14 thoughts on “Flowers in the Attic: The Origin Has Surprisingly Great Costumes

  1. That knit sweater! I love it, and if I thought it was knitted, I would be studying how to copy it. I don’t think it is knitted, though. I’d be interested to know if anybody has any idea what the method was – a combination of crochet and macrame perhaps?

    1. Agree not knitted. It could be reproduced with crochet, I think, and with Irish Crochet for the bulky ornaments that evoke macrame.

    2. You can also look up ‘filet crochet’ which was really popular back then. Iva Rose has plenty of repro patterns but you can probably find some for free too.

  2. Nice to see Jemima Rooper getting some love! I saw her on Broadway 10 years ago in One Man, Two Guvnors with James Corden. I have never laughed so hard in my life. :)

  3. I saw that, because my mother was watching. Hated the story, I’m not into oppression porn, I kept telling Olivia to just stick a dagger into her hateful hubby. But the costumes were lovely.

  4. Yes, I am now inspired to watch this film based on this post. These costumes look gorgeous!!!!!

  5. Thanks for covering the costumes. I was interested when I saw the ad but once I looked up the source material plots I was pretty horrified, so I am glad to see the costumes without having to watch the story. The earlier stuff I quite like – it can go a bit baggy/sacky approaching 1920 but lots of pretty details. :-)

    1. Since Alicia is supposed to be “a very young and pregnant trophy wife,” this definitely could be, since Pickford was solidly associated with the early silent film archetype of “the sweet young maiden” and even played children far into adulthood.

      However, Pickford generally had longer than shoulder-length hair in distinct long sausage curls– they were her defining feature, since she was first known to audiences as “The Girl with the Golden Curls” before she broke through and achieved name billing:


      While a lot of actresses doing similar ingenue roles in pre-1920 silent films copied the Pickford curls outright, there were a number of them that had less-defined curl to the hair and somewhat shorter lengths.

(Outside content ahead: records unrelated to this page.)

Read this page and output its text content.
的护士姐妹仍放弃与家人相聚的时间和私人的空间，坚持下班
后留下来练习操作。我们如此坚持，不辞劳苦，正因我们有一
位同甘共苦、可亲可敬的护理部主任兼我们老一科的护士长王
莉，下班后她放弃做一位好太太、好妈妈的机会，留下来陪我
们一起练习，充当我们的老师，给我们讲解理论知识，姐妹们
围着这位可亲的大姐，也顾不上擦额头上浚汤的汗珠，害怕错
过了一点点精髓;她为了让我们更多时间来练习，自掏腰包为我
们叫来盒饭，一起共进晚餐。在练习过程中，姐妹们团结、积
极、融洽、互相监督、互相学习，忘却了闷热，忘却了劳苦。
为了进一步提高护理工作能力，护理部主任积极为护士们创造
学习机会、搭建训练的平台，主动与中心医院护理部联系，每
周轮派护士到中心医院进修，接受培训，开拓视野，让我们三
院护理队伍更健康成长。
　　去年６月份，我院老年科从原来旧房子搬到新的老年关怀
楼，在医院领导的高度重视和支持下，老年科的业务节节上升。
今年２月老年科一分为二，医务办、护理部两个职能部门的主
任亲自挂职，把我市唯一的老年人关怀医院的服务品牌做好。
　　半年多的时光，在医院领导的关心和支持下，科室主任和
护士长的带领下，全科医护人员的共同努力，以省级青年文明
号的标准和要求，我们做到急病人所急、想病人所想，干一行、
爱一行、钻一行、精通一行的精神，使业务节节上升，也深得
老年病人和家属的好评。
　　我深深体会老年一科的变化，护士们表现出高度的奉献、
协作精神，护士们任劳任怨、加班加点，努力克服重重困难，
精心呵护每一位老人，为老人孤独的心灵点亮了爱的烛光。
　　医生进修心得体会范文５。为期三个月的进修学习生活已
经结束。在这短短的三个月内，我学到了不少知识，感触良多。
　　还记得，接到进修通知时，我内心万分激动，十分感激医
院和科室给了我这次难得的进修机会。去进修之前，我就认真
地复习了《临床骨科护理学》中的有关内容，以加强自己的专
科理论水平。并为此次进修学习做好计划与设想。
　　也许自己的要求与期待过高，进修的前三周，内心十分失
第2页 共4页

      Unfortunately, a lot of the pre-1920 images I’ve found are just not quite as short as what’s shown in the miniseries, and it’s hard to tell if they depict a contemporary hairstyle or an attempt at a “period” look.

      And it should also be noted that in addition to bobbed hair on young girls being fairly common, a number of women did bob their hair prior to 1920– largely eccentrics and women doing it for practicality.

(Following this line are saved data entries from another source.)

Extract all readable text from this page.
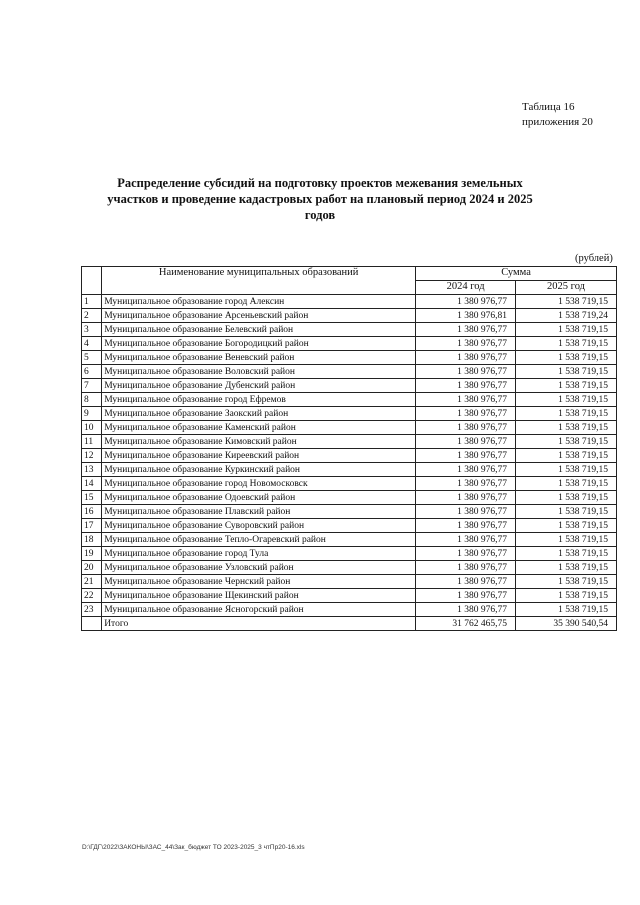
Таблица 16
приложения 20
Распределение субсидий на подготовку проектов межевания земельных участков и проведение кадастровых работ на плановый период 2024 и 2025 годов
(рублей)
	Наименование муниципальных образований	Сумма	
		2024 год	2025 год
1	Муниципальное образование город Алексин	1 380 976,77	1 538 719,15
2	Муниципальное образование Арсеньевский район	1 380 976,81	1 538 719,24
3	Муниципальное образование Белевский район	1 380 976,77	1 538 719,15
4	Муниципальное образование Богородицкий район	1 380 976,77	1 538 719,15
5	Муниципальное образование Веневский район	1 380 976,77	1 538 719,15
6	Муниципальное образование Воловский район	1 380 976,77	1 538 719,15
7	Муниципальное образование Дубенский район	1 380 976,77	1 538 719,15
8	Муниципальное образование город Ефремов	1 380 976,77	1 538 719,15
9	Муниципальное образование Заокский район	1 380 976,77	1 538 719,15
10	Муниципальное образование Каменский район	1 380 976,77	1 538 719,15
11	Муниципальное образование Кимовский район	1 380 976,77	1 538 719,15
12	Муниципальное образование Киреевский район	1 380 976,77	1 538 719,15
13	Муниципальное образование Куркинский район	1 380 976,77	1 538 719,15
14	Муниципальное образование город Новомосковск	1 380 976,77	1 538 719,15
15	Муниципальное образование Одоевский район	1 380 976,77	1 538 719,15
16	Муниципальное образование Плавский район	1 380 976,77	1 538 719,15
17	Муниципальное образование Суворовский район	1 380 976,77	1 538 719,15
18	Муниципальное образование Тепло-Огаревский район	1 380 976,77	1 538 719,15
19	Муниципальное образование город Тула	1 380 976,77	1 538 719,15
20	Муниципальное образование Узловский район	1 380 976,77	1 538 719,15
21	Муниципальное образование Чернский район	1 380 976,77	1 538 719,15
22	Муниципальное образование Щекинский район	1 380 976,77	1 538 719,15
23	Муниципальное образование Ясногорский район	1 380 976,77	1 538 719,15
	Итого	31 762 465,75	35 390 540,54
D:\ГДГ\2022\ЗАКОНЫ\ЗАС_44\Зак_бюджет ТО 2023-2025_3 чтПр20-16.xls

      The French singer/actress Polaire– sort of the Lady Gaga of her day– was known in the 1910s for her thick cropped mane, her incredibly tight-laced “16 inch” waist, and nose rings:


      while in Greenwich Village, the artist Clara Tice claimed to have been the first to adopt this hairstyle, as early as 1908 (photo is said to be 1916):

      However, the look didn’t really catch on as a popular style before 1920, possibly due to the influence of dancer Irene Castle– who sported “the Castle bob” in 1915– combined with women volunteer laborers during WWI who cut their hair for sake of convenience.

      But as early as 1920, you get a very similar style to what Alicia’s wearing on popular actress Betty Compson:

      OTOH, given that the other hairstyles framecapped from later periods seem kind of half-assed to me– like most 20th century period pieces, they suffer from a kind of loose sloppiness you don’t see in actual period images– I seriously doubt they really put a lot of effort or research into this look.

  6. Oooooh, I read so much V C Andrews trash when I was in jr high!

    This looks pretty interesting. I may try to watch it if only for the clothes.

    Seeing the 40s section reminded me…will y’all be doing a fashion review of the new A League of Their Own series streaming on Amazon Prime?

    It’s really good so far!

  7. The daughter’s hair reads more 1940’s, IMO. Maybe it’s supposed to be the late 1930s?

  8. You ought to review the first two Flowers in the attic films. They’re set in the 1950’s.